Tech to empower marginalised communities

Human rights activist and storyteller Thenmozhi Soundararajan on the power of knowledge creation in the hands of the oppressed.

Based in the United States, Indian activist Thenmozhi Soundararajan was born to parents of the Dalit caste in India.

An ancient class-based system, those at the bottom of the caste hierarchy such as people of the Dalit heritage often face oppression, inter-caste violence and an institutionalised lack of opportunities.

As a transmedia storyteller, rights activist, filmmaker and technologist, Soundararajan uses her unique position in the Dalit community to tell the untold stories of her people and advocate for the creation of knowledge in her community.

One of the ways she does this is through Wikipedia. Speaking at the 2018 Wikimania Conference in Cape Town, Soundararajan highlighted a number of factors that make Wikipedia, as a free, online platform, both advantageous and problematic.

“I think for us as many of the marginalised peoples here, we know that if we don’t have unfettered access to our history we can’t fight for a future and that's why I’m here,” she said.

Soundararajan is the Executive Director of Equality Labs, a South Asian organisation that uses community research, socially engaged art, and technology to end the oppression of caste apartheid, Islamophobia, white supremacy, and religious intolerance.

While fighting against white supremacy is one of their goals, another is the goal to fight against internal hegemonies such as the caste system.

“I not only want to create knowledge for my people, [I] want it to be unmitigated in the way it's presented. [This] is one of the most radical things I can do to be free,” she told the audience.

Doing this on Wikipedia is sometimes easier said than done. While English Wikipedia has a mature, rigorously regulated protocol when it comes to editing and adding new information, it’s easier for smaller, regional languages to start Wikipedia communities.

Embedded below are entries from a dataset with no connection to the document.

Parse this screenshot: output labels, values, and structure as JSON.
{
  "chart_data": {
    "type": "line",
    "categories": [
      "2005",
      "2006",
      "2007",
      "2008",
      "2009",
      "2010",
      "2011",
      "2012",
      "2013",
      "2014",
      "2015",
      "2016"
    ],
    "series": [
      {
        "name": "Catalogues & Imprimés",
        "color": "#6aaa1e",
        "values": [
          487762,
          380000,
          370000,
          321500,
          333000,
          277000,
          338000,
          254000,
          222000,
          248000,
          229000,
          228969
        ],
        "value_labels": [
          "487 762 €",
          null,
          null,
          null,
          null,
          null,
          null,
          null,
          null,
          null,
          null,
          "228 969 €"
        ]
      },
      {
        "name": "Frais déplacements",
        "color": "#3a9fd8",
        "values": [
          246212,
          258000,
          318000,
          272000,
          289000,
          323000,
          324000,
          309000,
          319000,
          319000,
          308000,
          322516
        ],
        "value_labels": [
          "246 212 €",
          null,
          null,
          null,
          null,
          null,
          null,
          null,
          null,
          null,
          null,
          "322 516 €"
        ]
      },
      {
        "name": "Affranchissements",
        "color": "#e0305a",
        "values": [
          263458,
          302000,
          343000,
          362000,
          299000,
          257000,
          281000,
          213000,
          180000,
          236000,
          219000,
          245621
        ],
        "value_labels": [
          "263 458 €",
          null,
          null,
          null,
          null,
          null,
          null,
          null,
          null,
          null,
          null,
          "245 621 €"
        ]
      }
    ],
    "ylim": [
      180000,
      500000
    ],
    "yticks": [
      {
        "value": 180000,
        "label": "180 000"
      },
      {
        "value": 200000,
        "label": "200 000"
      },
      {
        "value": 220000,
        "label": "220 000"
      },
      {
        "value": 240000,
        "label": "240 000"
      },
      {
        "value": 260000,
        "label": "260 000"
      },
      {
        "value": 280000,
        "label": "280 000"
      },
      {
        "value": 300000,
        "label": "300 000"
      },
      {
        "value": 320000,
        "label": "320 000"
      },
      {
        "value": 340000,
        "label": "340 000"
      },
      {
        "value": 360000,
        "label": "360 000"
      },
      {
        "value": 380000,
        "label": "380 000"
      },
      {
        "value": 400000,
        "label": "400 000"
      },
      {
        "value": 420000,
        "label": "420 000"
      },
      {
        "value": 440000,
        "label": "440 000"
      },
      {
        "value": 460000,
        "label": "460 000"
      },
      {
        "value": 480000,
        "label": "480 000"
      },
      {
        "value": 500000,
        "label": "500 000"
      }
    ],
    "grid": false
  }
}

However, a problem presents itself when the searcher wants to find out about those smaller communities in English rather than a regional dialect.

“I think what's really incredible about how difficult it is to create knowledge in the face of a dominator culture – whether we’re talking about slavery and white supremacy or we’re talking about caste apartheid and Brahmanism – it’s like you’re eternally being gaslit by your oppressor,” she explained.

“So on top of the extortion of your land, the extortion of your bodies that lack existential space that you have to be a free person, you also don't get to have autonomy over the origination of your knowledge, you have to constantly acknowledge, have to constantly negotiate with your oppressor about facts.”

Since she started the Dalit community on Wikipedia made up of Dalit women, she has hosted over 20 edit-a-thons across North America, Europe and India.

She’s also edited more than 170 articles, created 30 new articles and produced 100 new Wikipedia editors across different Indian languages.

These numbers are significant given that Dalit women only represent 0.1 per cent of all journalists, intellectuals and media owners of Indian descent.

But changing her Wikipedia username to that of a white European male may see even more of her edits approved, she says.

“We should be able to be our full selves to be on the platform and be able to speak with the same relevance and the same representation as our oppressors, but we’re not at that place yet,” says Soundararajan.

This is where the community of Wikipedia really needs to look at itself and question whether structures are really allowing for the democratic engagements of all communities at parity with each other.